A friend of mine recently attended a wedding where the couple getting married were followers of Kardecist Spiritism which among its many tenets holds a belief in reincarnation and a belief in an immortal soul that experiences life through many iterations in order to achieve an angelic state as the culmination of its existence.
I have thought about the concept of reincarnation many times from many different perspectives, namely the notion that it is perhaps the most scientifically compatible religious view being that the first law of thermodynamics states that energy cannot be created or destroyed it can only be transferred from one form into another; the notion of persistence of being albeit in an altered state after death isn't scientifically implausible, there's just the small complication of the existence of the soul being something that is speculated but has no empirical proof.
Never the one to look at things through rose coloured glasses, always the one to find the darkness, my natural thought process with this veers off to ask a question, if reincarnation is possible then how do you account for population growth?
Consider for a moment that it were true, you are born, you live, you learn, and you die, then you are reincarnated and you repeat the process.

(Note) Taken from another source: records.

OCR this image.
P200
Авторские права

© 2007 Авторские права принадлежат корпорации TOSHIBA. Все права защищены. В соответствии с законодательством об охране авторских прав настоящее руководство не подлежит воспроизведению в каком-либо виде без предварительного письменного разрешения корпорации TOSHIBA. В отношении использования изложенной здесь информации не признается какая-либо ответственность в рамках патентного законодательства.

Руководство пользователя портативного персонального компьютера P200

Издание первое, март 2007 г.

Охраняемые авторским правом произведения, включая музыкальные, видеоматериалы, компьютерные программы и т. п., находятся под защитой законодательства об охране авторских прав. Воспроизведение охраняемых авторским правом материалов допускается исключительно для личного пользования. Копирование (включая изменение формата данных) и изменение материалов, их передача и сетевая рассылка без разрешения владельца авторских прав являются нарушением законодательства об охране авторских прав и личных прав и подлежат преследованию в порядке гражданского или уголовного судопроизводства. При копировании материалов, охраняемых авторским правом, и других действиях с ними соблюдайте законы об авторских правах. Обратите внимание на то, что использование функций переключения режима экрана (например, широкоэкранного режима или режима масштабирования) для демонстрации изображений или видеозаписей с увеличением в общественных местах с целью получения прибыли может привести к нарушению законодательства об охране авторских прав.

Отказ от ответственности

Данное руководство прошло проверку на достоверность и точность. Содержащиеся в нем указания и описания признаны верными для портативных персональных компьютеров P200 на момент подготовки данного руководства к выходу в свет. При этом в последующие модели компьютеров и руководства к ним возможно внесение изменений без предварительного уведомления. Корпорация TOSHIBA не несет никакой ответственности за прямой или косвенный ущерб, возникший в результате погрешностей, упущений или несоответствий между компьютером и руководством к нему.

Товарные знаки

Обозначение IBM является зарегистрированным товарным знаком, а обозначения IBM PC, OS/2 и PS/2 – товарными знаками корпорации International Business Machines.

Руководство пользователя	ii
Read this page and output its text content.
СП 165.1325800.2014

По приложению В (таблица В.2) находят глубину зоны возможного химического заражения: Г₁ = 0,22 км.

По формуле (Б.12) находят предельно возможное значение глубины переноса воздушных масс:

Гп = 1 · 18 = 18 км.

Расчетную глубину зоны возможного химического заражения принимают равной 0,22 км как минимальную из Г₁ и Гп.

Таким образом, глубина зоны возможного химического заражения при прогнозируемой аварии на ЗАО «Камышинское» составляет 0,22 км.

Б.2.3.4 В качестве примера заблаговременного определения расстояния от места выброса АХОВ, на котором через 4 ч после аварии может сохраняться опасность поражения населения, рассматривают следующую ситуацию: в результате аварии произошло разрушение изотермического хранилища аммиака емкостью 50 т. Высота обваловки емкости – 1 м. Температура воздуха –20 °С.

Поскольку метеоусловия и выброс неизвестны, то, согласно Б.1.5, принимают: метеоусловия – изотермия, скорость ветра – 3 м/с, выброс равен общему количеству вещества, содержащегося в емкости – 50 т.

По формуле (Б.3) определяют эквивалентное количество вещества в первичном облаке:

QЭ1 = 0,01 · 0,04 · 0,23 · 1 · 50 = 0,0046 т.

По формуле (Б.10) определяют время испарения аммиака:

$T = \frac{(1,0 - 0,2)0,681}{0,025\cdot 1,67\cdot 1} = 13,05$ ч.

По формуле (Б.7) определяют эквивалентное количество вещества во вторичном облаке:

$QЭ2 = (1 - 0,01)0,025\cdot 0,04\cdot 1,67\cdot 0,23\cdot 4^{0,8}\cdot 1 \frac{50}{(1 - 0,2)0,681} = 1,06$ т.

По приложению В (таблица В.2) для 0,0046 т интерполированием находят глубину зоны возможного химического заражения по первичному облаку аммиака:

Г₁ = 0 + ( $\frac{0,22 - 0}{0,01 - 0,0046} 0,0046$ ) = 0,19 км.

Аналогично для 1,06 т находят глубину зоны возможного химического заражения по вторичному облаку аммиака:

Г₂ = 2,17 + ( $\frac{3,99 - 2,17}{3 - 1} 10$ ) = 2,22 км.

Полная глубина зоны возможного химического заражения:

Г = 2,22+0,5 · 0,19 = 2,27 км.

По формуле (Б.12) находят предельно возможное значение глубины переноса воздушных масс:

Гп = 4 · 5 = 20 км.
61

If this was actually true, then one of 3 logical conclusions must also be true:
1 - Souls can procreate
Given that the total number of human beings estimated to ever have lived is around 100 billion including the 8 billion alive today, and given that at the outset of the 20th century as an example the global population was 1.6 billion, if every human being is a vessel for a soul and every human being must have a soul, then those souls must be able to procreate in order to increase in number so that the living population of humanity is at parity with the total number of souls.
2 - Some people don't have a soul
If souls can't procreate, then at some point in human history the living human population would have reached parity with the total number of human souls, after which the continued population growth of humanity would have lead to the birth of soulless human beings. Taking the start of the 20th century as an example point of parity, that would mean today 1 in 8 people approximately would have souls, the other 7 would not. Make of that what you will with the impression we often form that the world has gone to shit and that the worst of humanity is on display - maybe most of that is due to people without souls acting without humanity in essence.
3 - There is only one soul
There is of course another conclusion, that rather than each human vessel containing a different soul, there instead exists only one soul. If this holds true then you as a reader are either a past, or future, version of me, and I of you. This is immediately challenged by the notion of free will and the complexity of choice but this can be dismissed by a concept known as the probability matrix, or as you may know it in pop culture, the multi-verse.
In some interpretations of the multi-verse there exist separate time-lines each distinct realities accounting for universes that exist with variations, but this probably isn't how the multi-verse actually works.
There is a theory known as the Holographic Universe Theory which in simple terms posits that all matter not just light can exist in particle or wave form, this theory has a lot of research that presents a compelling argument that this is in fact the case. The conclusion is that all matter exists in wave form until it is observed, then it condenses into particle form.
One emerging interpretation of the multi-verse is that each individual exists within their own Universe which at any given time only exists so far as you can perceive. Your interactions with others cause your Universe and theirs to overlap, creating a shared Universe, this overlap is possible only if the level of "friction" between the realities is low enough, differences that are inconsequential are permitted which causes the Mandela Effect, whilst differences that are consequential cause sufficient friction to prevent them from overlapping. Meaning you will never interact with a version of me from a Universe where 9/11 never happened because that would be consequential and cause too much friction, whereas you may interact with a version of me from a Universe where there was a hyphen in Kit-Kat as the difference is inconsequential.
If this holds true then every soul can be a single soul in one long linear progression that twists and turns throughout all of human history, with alternate versions satisfying the need for overlap when necessary with the possibility that you may interact with simulated versions of me created by the multi-verse as place-holder like an NPC in a video game.
If we are all the same soul at different points in a linear timeline then the interesting question to pose is where in that timeline are you? Are you an earlier version or a later version? When I discussed reincarnation in the past one thing I asserted which I still stand by is that I feel tired not just in my physical being but in the depths of my soul. If reincarnation is real, when I die if I have the choice I'm not coming back, I'm not doing this again, there is nothing in this world right now that would compel me to want to come back, nothing in our potential future that I am curious enough to want to see and have to deal with the reality of being alive, because just being alive is exhausting.